Masjid yang jadi pusat
pengkajian dan pengembangan agama Islam ini, punya menara setinggi 84 meter,
dengan ukuran 3×3 mater. Tinggi menaranya sering dibandingkan dengan berbagai
menara lain di dunia. Salah satunya, dengan menara Masjid Nabawi yang setinggi
104 meter. Masjid ini bukan saja terbesar di Sulawesi Selatan tapi juga
Indonesia timur.
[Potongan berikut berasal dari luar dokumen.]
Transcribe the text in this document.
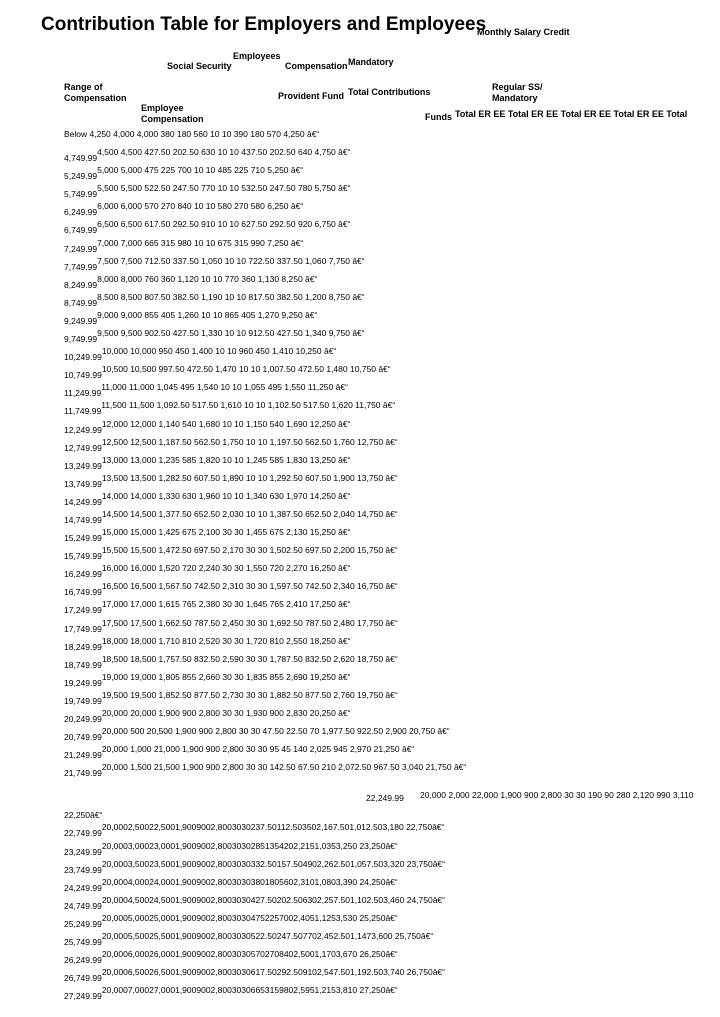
Contribution Table for Employers and Employees
Monthly Salary Credit
Employees
Social Security	Compensation Mandatory
Range of
Compensation
Employee
Compensation
Provident Fund Total Contributions	Regular SS/
Mandatory
Funds Total ER EE Total ER EE Total ER EE Total ER EE Total
Below 4,250 4,000 4,000 380 180 560 10 10 390 180 570 4,250 â€“
4,749.994,500 4,500 427.50 202.50 630 10 10 437.50 202.50 640 4,750 â€“
5,249.995,000 5,000 475 225 700 10 10 485 225 710 5,250 â€“
5,749.995,500 5,500 522.50 247.50 770 10 10 532.50 247.50 780 5,750 â€“
6,249.996,000 6,000 570 270 840 10 10 580 270 580 6,250 â€“
6,749.996,500 6,500 617.50 292.50 910 10 10 627.50 292.50 920 6,750 â€“
7,249.997,000 7,000 665 315 980 10 10 675 315 990 7,250 â€“
7,749.997,500 7,500 712.50 337.50 1,050 10 10 722.50 337.50 1,060 7,750 â€“
8,249.998,000 8,000 760 360 1,120 10 10 770 360 1,130 8,250 â€“
8,749.998,500 8,500 807.50 382.50 1,190 10 10 817.50 382.50 1,200 8,750 â€“
9,249.999,000 9,000 855 405 1,260 10 10 865 405 1,270 9,250 â€“
9,749.999,500 9,500 902.50 427.50 1,330 10 10 912.50 427.50 1,340 9,750 â€“
10,249.9910,000 10,000 950 450 1,400 10 10 960 450 1,410 10,250 â€“
10,749.9910,500 10,500 997.50 472.50 1,470 10 10 1,007.50 472.50 1,480 10,750 â€“
11,249.9911,000 11,000 1,045 495 1,540 10 10 1,055 495 1,550 11,250 â€“
11,749.9911,500 11,500 1,092.50 517.50 1,610 10 10 1,102.50 517.50 1,620 11,750 â€“
12,249.9912,000 12,000 1,140 540 1,680 10 10 1,150 540 1,690 12,250 â€“
12,749.9912,500 12,500 1,187.50 562.50 1,750 10 10 1,197.50 562.50 1,760 12,750 â€“
13,249.9913,000 13,000 1,235 585 1,820 10 10 1,245 585 1,830 13,250 â€“
13,749.9913,500 13,500 1,282.50 607.50 1,890 10 10 1,292.50 607.50 1,900 13,750 â€“
14,249.9914,000 14,000 1,330 630 1,960 10 10 1,340 630 1,970 14,250 â€“
14,749.9914,500 14,500 1,377.50 652.50 2,030 10 10 1,387.50 652.50 2,040 14,750 â€“
15,249.9915,000 15,000 1,425 675 2,100 30 30 1,455 675 2,130 15,250 â€“
15,749.9915,500 15,500 1,472.50 697.50 2,170 30 30 1,502.50 697.50 2,200 15,750 â€“
16,249.9916,000 16,000 1,520 720 2,240 30 30 1,550 720 2,270 16,250 â€“
16,749.9916,500 16,500 1,567.50 742.50 2,310 30 30 1,597.50 742.50 2,340 16,750 â€“
17,249.9917,000 17,000 1,615 765 2,380 30 30 1,645 765 2,410 17,250 â€“
17,749.9917,500 17,500 1,662.50 787.50 2,450 30 30 1,692.50 787.50 2,480 17,750 â€“
18,249.9918,000 18,000 1,710 810 2,520 30 30 1,720 810 2,550 18,250 â€“
18,749.9918,500 18,500 1,757.50 832.50 2,590 30 30 1,787.50 832.50 2,620 18,750 â€“
19,249.9919,000 19,000 1,805 855 2,660 30 30 1,835 855 2,690 19,250 â€“
19,749.9919,500 19,500 1,852.50 877.50 2,730 30 30 1,882.50 877.50 2,760 19,750 â€“
20,249.9920,000 20,000 1,900 900 2,800 30 30 1,930 900 2,830 20,250 â€“
20,749.9920,000 500 20,500 1,900 900 2,800 30 30 47.50 22.50 70 1,977.50 922.50 2,900 20,750 â€“
21,249.9920,000 1,000 21,000 1,900 900 2,800 30 30 95 45 140 2,025 945 2,970 21,250 â€“
21,749.9920,000 1,500 21,500 1,900 900 2,800 30 30 142.50 67.50 210 2,072.50 967.50 3,040 21,750 â€“
20,000 2,000 22,000 1,900 900 2,800 30 30 190 90 280 2,120 990 3,110
22,249.99
22,250â€“
22,749.9920,0002,50022,5001,9009002,8003030237.50112.503502,167.501,012.503,180 22,750â€“
23,249.9920,0003,00023,0001,9009002,80030302851354202,2151,0353,250 23,250â€“
23,749.9920,0003,50023,5001,9009002,8003030332.50157.504902,262.501,057.503,320 23,750â€“
24,249.9920,0004,00024,0001,9009002,80030303801805602,3101,0803,390 24,250â€“
24,749.9920,0004,50024,5001,9009002,8003030427.50202.506302,257.501,102.503,460 24,750â€“
25,249.9920,0005,00025,0001,9009002,80030304752257002,4051,1253,530 25,250â€“
25,749.9920,0005,50025,5001,9009002,8003030522.50247.507702,452.501,1473,600 25,750â€“
26,249.9920,0006,00026,0001,9009002,80030305702708402,5001,1703,670 26,250â€“
26,749.9920,0006,50026,5001,9009002,8003030617.50292.509102,547.501,192.503,740 26,750â€“
27,249.9920,0007,00027,0001,9009002,80030306653159802,5951,2153,810 27,250â€“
Pada masanya, masjid ini terbilang megah setelah Masjid
Istiqlal, Jakarta.
Dengan data-data
mengagumkan yang dimiliki Al-Markaz, tidak mengherankan jika masjid ini bukan
saja didatangi untuk keperluan ibadah tapi juga destinasi wisata religi. Di
awal berdirinya, saya kerap datang melakukan liputan untuk program acara SKETSA
Radio Bharata FM.
Saya jadi reporter radio
antara tahun 1996-2000. Angel liputan di sini punya banyak pilihan. Liputan
yang saya bikin, lebih menggunakan gaya feature dengan wawancara sebagai
kekuatannya. Jurnalisme radio yang kami kembangkan memang mensyaratkan
actuality voice, suara dari lapangan.
Kawasan Al-Markas akan
berubah menjadi semacam pusat aktivitas bisnis bila tiba hari Jumat. Pasar
Jumat ini ramai sebelum dan setelah jumatan. Kopiah, baju koko, kaos, kemeja,
sepatu, sendal, majalah bekas, penukaran uang kuno, pedagang jalangkote, tukang
urut, semua bisa ditemui di sana.
Jamaah yang akan shalat
Jumat, disuguhi aneka dagangan ketika ia berjalan di sepanjang koridor.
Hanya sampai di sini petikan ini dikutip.